Advanced antivirus software
Newer antivirus solutions use so-called heuristic techniques—based on decision rules or weighting criteria—to analyze and defend previously unknown instances and variants of malware, including ransomware.
Numerous startups and younger vendors, such as SentinelOne, provide offerings based on powerful algorithms that can detect and block users from invoking ransomware and other malware. However, not even these advanced antivirus alternatives are entirely bulletproof, as developers of ransomware and other malware can determine and bypass specific heuristic techniques.
Can containers contain malware?
So-called container solutions ensure that applications running on network endpoints are isolated from the rest of the OS and corporate network. If a user succumbs to a ransomware attack, the ransomware will only run inside the application’s designated container, infecting it but leaving the rest of the system unharmed.
The container can then be wiped and restored so the user can continue to work with only minimal interruption.
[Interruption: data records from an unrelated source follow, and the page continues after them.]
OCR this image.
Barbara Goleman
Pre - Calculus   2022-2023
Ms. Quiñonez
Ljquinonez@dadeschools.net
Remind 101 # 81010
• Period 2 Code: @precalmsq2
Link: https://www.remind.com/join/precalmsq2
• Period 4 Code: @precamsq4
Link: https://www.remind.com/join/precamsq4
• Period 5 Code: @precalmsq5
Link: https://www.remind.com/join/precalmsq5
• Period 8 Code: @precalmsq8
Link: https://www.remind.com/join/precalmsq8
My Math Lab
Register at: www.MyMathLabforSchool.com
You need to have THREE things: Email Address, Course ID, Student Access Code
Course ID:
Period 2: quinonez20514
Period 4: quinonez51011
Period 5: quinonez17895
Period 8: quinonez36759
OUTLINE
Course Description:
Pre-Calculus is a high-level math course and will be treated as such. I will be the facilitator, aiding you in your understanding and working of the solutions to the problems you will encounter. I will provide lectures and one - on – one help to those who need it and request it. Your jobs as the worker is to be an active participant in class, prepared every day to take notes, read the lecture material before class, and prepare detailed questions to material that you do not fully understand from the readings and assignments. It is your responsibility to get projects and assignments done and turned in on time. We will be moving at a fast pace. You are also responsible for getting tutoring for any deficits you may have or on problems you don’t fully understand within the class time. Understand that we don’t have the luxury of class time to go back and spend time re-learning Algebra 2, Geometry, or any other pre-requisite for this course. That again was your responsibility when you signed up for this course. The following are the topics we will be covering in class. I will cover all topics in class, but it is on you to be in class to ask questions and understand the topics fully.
Bufferzone, a leading provider of container solutions, is both a LANDESK One technology partner and Shavlik partner.
The main purpose of every type of ransomware is to encrypt files, especially Microsoft Office documents. (Ransomware is often designed to target specific file types.) A good method to protect against ransomware is, therefore, to protect those documents from been encrypted in the first place.
Solutions such as LANDESK Security Suite (LDSS) enable IT and security admins to ensure that designated documents or file types simply cannot be encrypted, whether by ransomware or even by legitimate encryption tools.
For example, a simple rule can be defined within LDSS to allow only Microsoft Word to modify.doc or .docx files. Even if ransomware infects a user endpoint, the ransomware will not be able to encrypt those Word documents. The most recent versions of the user’s Word documents remain unharmed. The user remains productive, since she can continue to work on her latest versions of her Word documents, without the need to restore an older version from backup.
The best method to protect against any malware—and specifically ransomware—is to embrace a whitelisting solution. With whitelisting, users can only run authorized applications that are on the list. This eliminates the possibility of running any executable ransomware, since no ransomware will appear on a list of authorized applications.
Creating the list of authorized applications may be time-consuming, but the right tools can make the task easier and faster to complete. With LANDESK Security Suite, for example, IT or security administrators can create whitelists automatically by using the included application reputation database, or by using so-called gold images of legitimate applications.
But even if you must create your whitelists manually, the protections they can provide are worth the effort.
Whatever you do, do it now!
Ransomware is growing in popularity and increasingly infecting organizations large and small. It is not a question of if ransomware will infect your organization; it is a question of when.
The sooner you and your colleagues take effective steps to defend against this potent threat, the less likely your organization will become a ransomware victim. Start today by evaluating the protection tools you already have and activating as much protection as possible, using the selections above as a guide.